What affects the time that the project analysis takes? An issue with projects getting stuck in analysis

Introduction

Project analysis is a complex process in which multiple actions take place consecutively in the background. To learn about it, we recommend that you read this article: A step-by-step description of project analysis.

You might sometimes wonder why analysis of your newly-created project takes so long, in the sense that you might be under the impression that the project in question has been stuck in the process. Keep in mind that there are quite a few factors that directly contribute to how long the analysis process takes. See all of them listed in the next section.


Project analysis factors

Number of source files

To state the obvious, the more source files are added to a single project, the longer it takes to process them, which causes a significant increase in project analysis time.

If you deal with a multitude of source files (hundreds or even thousands of files), we always recommend that you break them up into smaller chunks and create numerous separate projects. This will not only help project analysis to finish more quickly but will also prevent individual jobs from piling up in the project workflow in a project, which might ultimately lead to the entire project editor freezing in the XTM Cloud UI.

Large source files

Although the number of source files determines the overall size of the content that needs to be processed, an individual file can also be enormous and it affects the time taken for project analysis in the same way as a huge number of files do.

Following the same steps as in the case of multiple source files, it is best to minimize the number of large single files in a single project, simply by keeping them in separate projects. Alternatively, a file like this can be split into smaller parts and uploaded to a project separately.

Use of machine translation engines (MT)

Many clients are unaware that use of machine translation at the project creation stage can also prolong its analysis time. This is because, after the analysis filter has been used to extract the file’s translatable content, each segment is also sent off to an external provider for MT matching. That just adds to the overall analysis time.

There is even an information message in the project workflow in the XTM Cloud UI at that time:

There is no particular way to speed things up other than just to wait patiently until the whole process is finished. You might also want to use the solutions suggested in the above cases, i.e. splitting up numerous source files into smaller projects.

Large translation memory (TM)

Similarly to the sending segments for MT matching, they are also matched internally against the client's TM, and this adds yet another action that is performed during the analysis stage. The more extensive a translation memory is (i.e. the more TM entries exist in a database created for the customers whose resources are applied to a project), the longer it takes to actually match all the segments against TM entries.

It is good practice to minimize the number of TM entries that can be included in the matching process during project analysis by carefully specifying which match types are to apply in segments at global or project level.

Another solution is to reduce the number of customer TM and terminology resources during project creation:

Adobe InDesign files

While the majority of files are immediately converted into XML format in XTM Cloud, for IDML & INDD files, the process is a bit different. Generally speaking, they are converted on an InDesign server. An InDesign server is a dedicated, modern, standalone date server in Windows systems. The majority of clients use InDesign, which is connected to XTM Cloud.

That being said, as that many clients might be translating InDesign files at the same time, those files are queued, and the server resources might not be able to process all of them as seamlessly as might be expected. This in turn, results in longer analysis times in the XTM Cloud UI.

Number of target languages

An increase in the number of target languages increases the project analysis time exponentially. Keep in mind that, with every new target language added to a single project, the number of source files to be analyzed increases proportionately to the number of target languages present in that project. For instance, if there is a project with two source files and two target languages, the total number of files to be analyzed is four (two files for each target language).

In the case of a project with multiple source files and target languages, the solution is to create multiple smaller projects instead, each with only one target language.

XTM server variant

The project analysis time also depends on the type of server in which a particular client is installed (see Public Cloud, Private Cloud, Suite – server differences for more information).

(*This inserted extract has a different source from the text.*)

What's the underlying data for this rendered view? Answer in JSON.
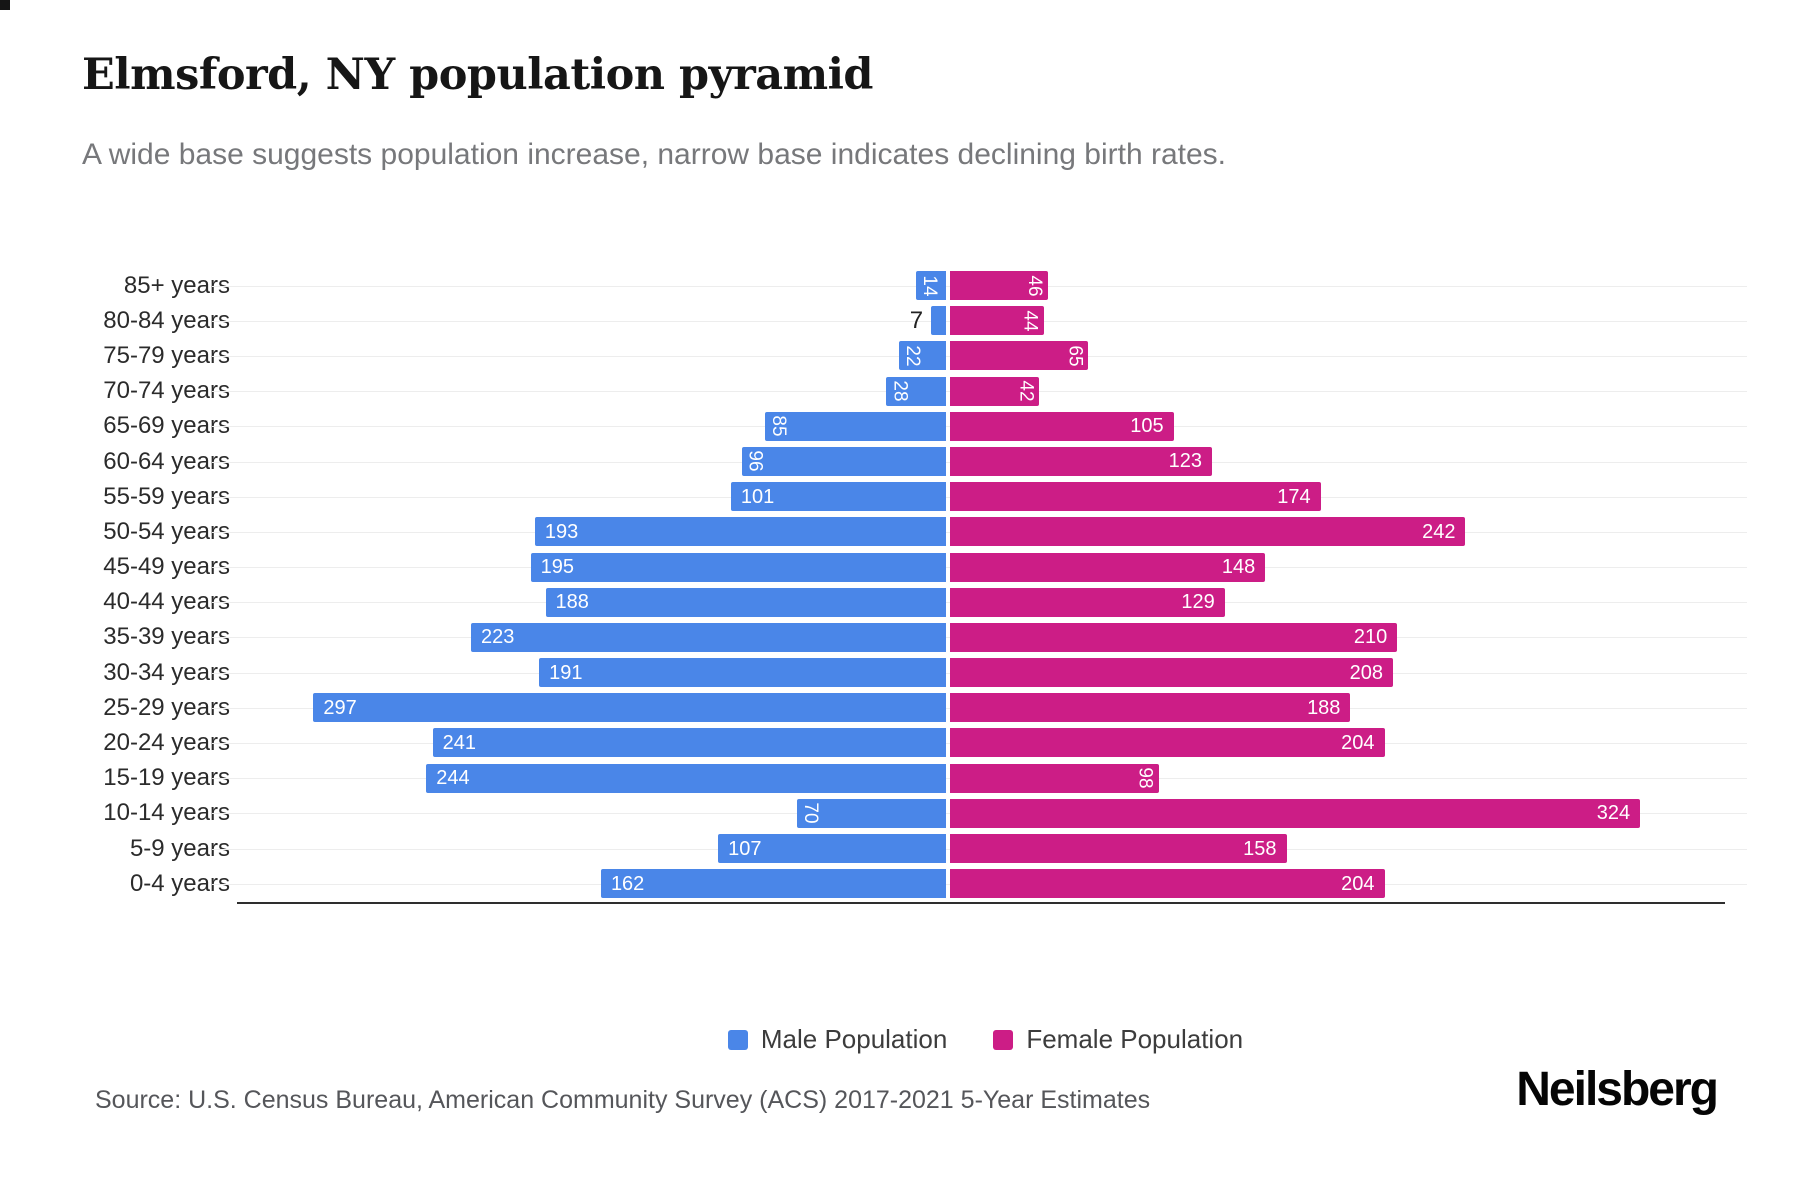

For example, project analysis might take longer for a Cloud-based client because the XTM Cloud server is a multi-tenant system in which resources are shared across all clients. This might lead to a variation in performance, and also project analysis, at peak times. The XTM Cloud system administration team constantly monitor and optimize the performance of the servers.

PVC clients, on the other hand, benefit from faster analysis completion due to exclusive system resources.

Multiple projects created at the same time

Last but not least, the prolonged analysis time might stem from the fact that the project in question is simply “waiting” its turn in the analysis queue, especially if multiple projects were created at the same time. Therefore, if it is possible, and projects are not created via API but in the XTM Cloud UI, we highly recommend creating projects one by one – waiting for the first project to finish analyzing, and then creating the second one.

Analysis/decoration of terminology

The time analysis of a particular XTM project needs to take might also depend on the actual volume of terminology that you apply to your project. Keep in mind that the process of analysis and subsequent decoration of terminology in XTM Workbench is as important as the analysis of translation memory and might as well take as much XTM resources as the latter.